We hear it all too often… “The original signed will is missing. I know it was in that box. I saw it. It had been there for years!” Usually by the time a last will and testament has been determined to be missing, every possible heir to the estate is in an uproar, and the decedent’s house has been turned upside down from frantic searching. Panic ensues and everyone wants to know how this is going to affect their inheritance.
The first step a party should take in locating a missing will is to determine if it was drafted by an attorney. If so, and that attorney can still be located, contact he or she immediately to see if they possible kept the original copy in their office. Many times an attorney will keep the original signed document and send a photocopy home with the client. If the document was not drafted by an attorney, be sure to contact any and all family members and friends who could have any knowledge of whether the will was revoked, or simply relocated.

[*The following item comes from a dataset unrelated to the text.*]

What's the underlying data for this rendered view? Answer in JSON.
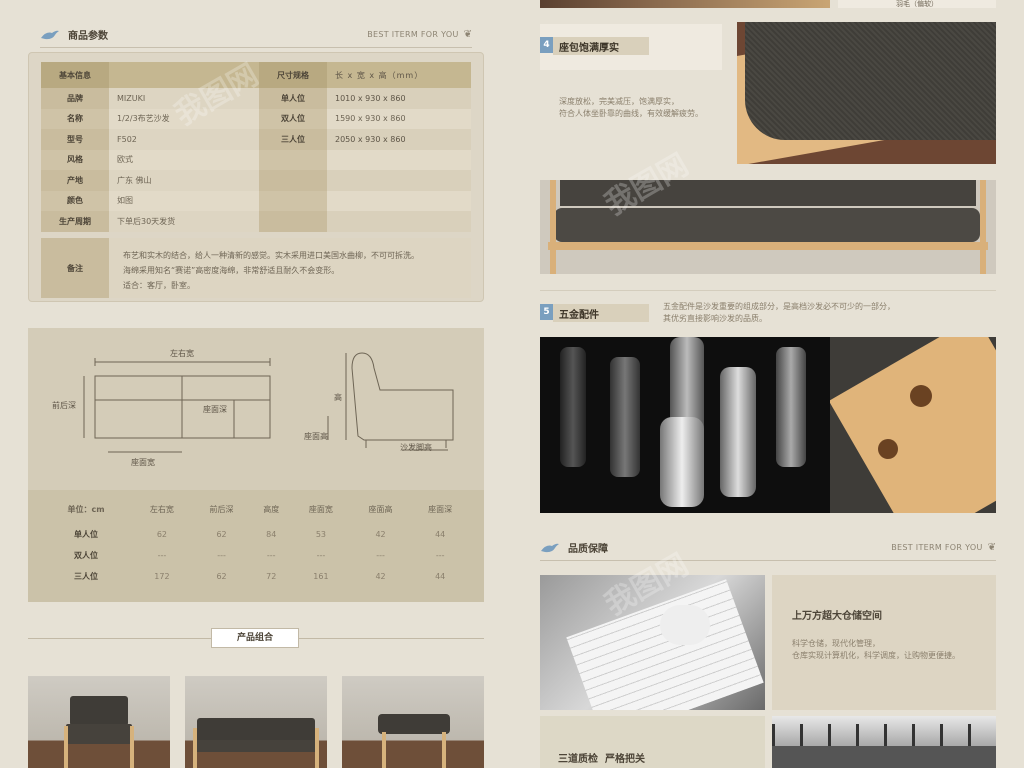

If a copy of the signed document can be located, there is the possibility of it being honored by the probate court. However, there are several steps that an executor will need to pursue in order to prove to the court that all rightful heirs are in agreement with the copy being admitted as the valid will. If just one heir contests admittance of the copy, a hearing will be scheduled before a probate judge who will ultimately decide its validity. It is highly recommended to consult with a probate attorney prior to filing a petition to probate an estate if the original will is missing.
If neither an original will nor a copy can be located, the probate court will consider the estate “intestate“, and assets will be distributed to heirs based on state probate code. Rules differ in each state.